If clicking on spam opens up the computer to malware, malware in turn opens up the computer to data-stealing Trojans. These data-stealing programs record the user’s IDs, passwords, IP addresses, and the name of the server that the user is working from. This process is done with a key-logger that records all the keystrokes the user makes. In some cases, the data-stealing Trojans “capture mouse movements and even screenshots. The attacker can log into the compromised account and retrieve anything of value” (O’Reilly). When a hacker compromises a gaming account, the attacker will convert the stolen objects into virtual currency and then convert that currency into real money.
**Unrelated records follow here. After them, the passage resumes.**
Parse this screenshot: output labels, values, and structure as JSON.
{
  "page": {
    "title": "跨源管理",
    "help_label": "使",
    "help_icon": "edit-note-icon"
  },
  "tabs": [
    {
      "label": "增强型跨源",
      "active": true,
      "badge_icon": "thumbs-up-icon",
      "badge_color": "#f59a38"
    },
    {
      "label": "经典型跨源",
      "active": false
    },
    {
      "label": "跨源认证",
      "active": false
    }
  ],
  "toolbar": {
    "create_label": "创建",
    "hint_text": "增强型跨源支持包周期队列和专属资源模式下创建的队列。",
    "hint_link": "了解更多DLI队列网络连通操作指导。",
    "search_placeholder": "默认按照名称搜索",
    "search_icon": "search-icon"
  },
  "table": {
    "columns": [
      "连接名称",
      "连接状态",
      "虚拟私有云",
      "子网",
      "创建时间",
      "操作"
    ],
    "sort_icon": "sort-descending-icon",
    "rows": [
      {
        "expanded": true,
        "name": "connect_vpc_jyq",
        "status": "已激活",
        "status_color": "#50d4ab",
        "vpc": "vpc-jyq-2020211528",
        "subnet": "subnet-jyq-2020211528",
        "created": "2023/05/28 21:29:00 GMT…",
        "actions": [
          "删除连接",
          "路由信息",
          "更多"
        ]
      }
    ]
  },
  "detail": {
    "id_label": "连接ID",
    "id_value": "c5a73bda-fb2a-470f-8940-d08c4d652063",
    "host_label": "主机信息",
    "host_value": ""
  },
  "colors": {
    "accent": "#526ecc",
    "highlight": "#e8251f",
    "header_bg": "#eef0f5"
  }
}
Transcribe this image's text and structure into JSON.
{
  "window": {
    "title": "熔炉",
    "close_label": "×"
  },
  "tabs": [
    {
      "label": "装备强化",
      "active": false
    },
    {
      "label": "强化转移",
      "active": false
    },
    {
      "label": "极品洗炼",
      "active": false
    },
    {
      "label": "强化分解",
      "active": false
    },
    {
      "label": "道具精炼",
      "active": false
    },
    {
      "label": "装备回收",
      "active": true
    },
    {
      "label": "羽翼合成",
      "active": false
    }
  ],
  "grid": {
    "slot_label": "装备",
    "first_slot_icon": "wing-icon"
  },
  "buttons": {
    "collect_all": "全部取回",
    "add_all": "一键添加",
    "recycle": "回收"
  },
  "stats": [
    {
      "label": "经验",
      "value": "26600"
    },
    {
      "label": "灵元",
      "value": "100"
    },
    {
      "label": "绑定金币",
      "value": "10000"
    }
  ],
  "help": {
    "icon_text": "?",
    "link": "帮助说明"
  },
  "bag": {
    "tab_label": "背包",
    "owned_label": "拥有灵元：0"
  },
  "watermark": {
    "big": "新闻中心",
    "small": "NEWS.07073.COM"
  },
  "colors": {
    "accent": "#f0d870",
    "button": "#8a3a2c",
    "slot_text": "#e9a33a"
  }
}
Virtual worlds are also vulnerable to terrorist attacks. In one instance in Second Life, a user created a code that caused a visual simulation of a terrorist attack that killed off avatars and destroyed their virtual homes.
In World of Warcraft, a user created a virtual illness that “killed hundreds of players in several populated areas on multiple servers” (O’Reilly). Attacks such as these are created by the use of scripting holes that allow the viruses or illnesses to achieve persistency and are then able to spread.
New to virtual world Second Life is the Copybot program that allows a person to copy any object in Second Life. Since the users of Second Life can create their own items, as previously stated, the designers of the items are loosing money. Some of the virtual businesses are now worried and are shutting down their virtual world businesses before more items get copied. The creators of Second Life claim that “it is not clear yet if there is anything Linden Lab can do to stop people from using the bot” (Terdiman). So far, the best answer for victims is to file a Digital Millennium Copyright Act Complaint in the real world against the criminals. Second Life users complain that the process of filing a report takes many weeks. One user says that “by that time, someone’s work could be copied and stolen and distributed all over the grid” (Terdiman).
With more and more people using computers today and because the people that use them are getting younger and younger every year, it is important for everyone who plays on-line virtual games, or not, to be aware of the risks. One click of the mouse on the wrong page ruins a single person’s or entire business identity, credit, and profit. Virtual games suck as Second Life and World of Warcraft make it all too easy for hackers to go into a user’s account and steal specific items that are worth money once the credit card number makes travels into the internet. The bottom line is to never think that it cannot happen to you.
Works Cited
O'Reilly, Jayson. "Virtual Worlds, Real Attacks." ITWeb. 8 Sept. 2008. 3 Oct. 2008
<http://www.itweb.co.za/sections/techforum/2008/0809080841.asp?s=security&a=sec&o=google>.
Terdiman, Daniel. "'Second Life' Faces Threat to its Virtual Economy." CNet News. 15
Nov. 2006. 20 Oct. 2008 <http://news.cnet.com/2100-1043_3-6135699.html>.
Morganstern, Josh K. "Interview." Personal interview. 18 Oct. 2008.
"Cybercrime." Encyclopædia Britannica. 2008. Encyclopædia Britannica Online. 21 Oct.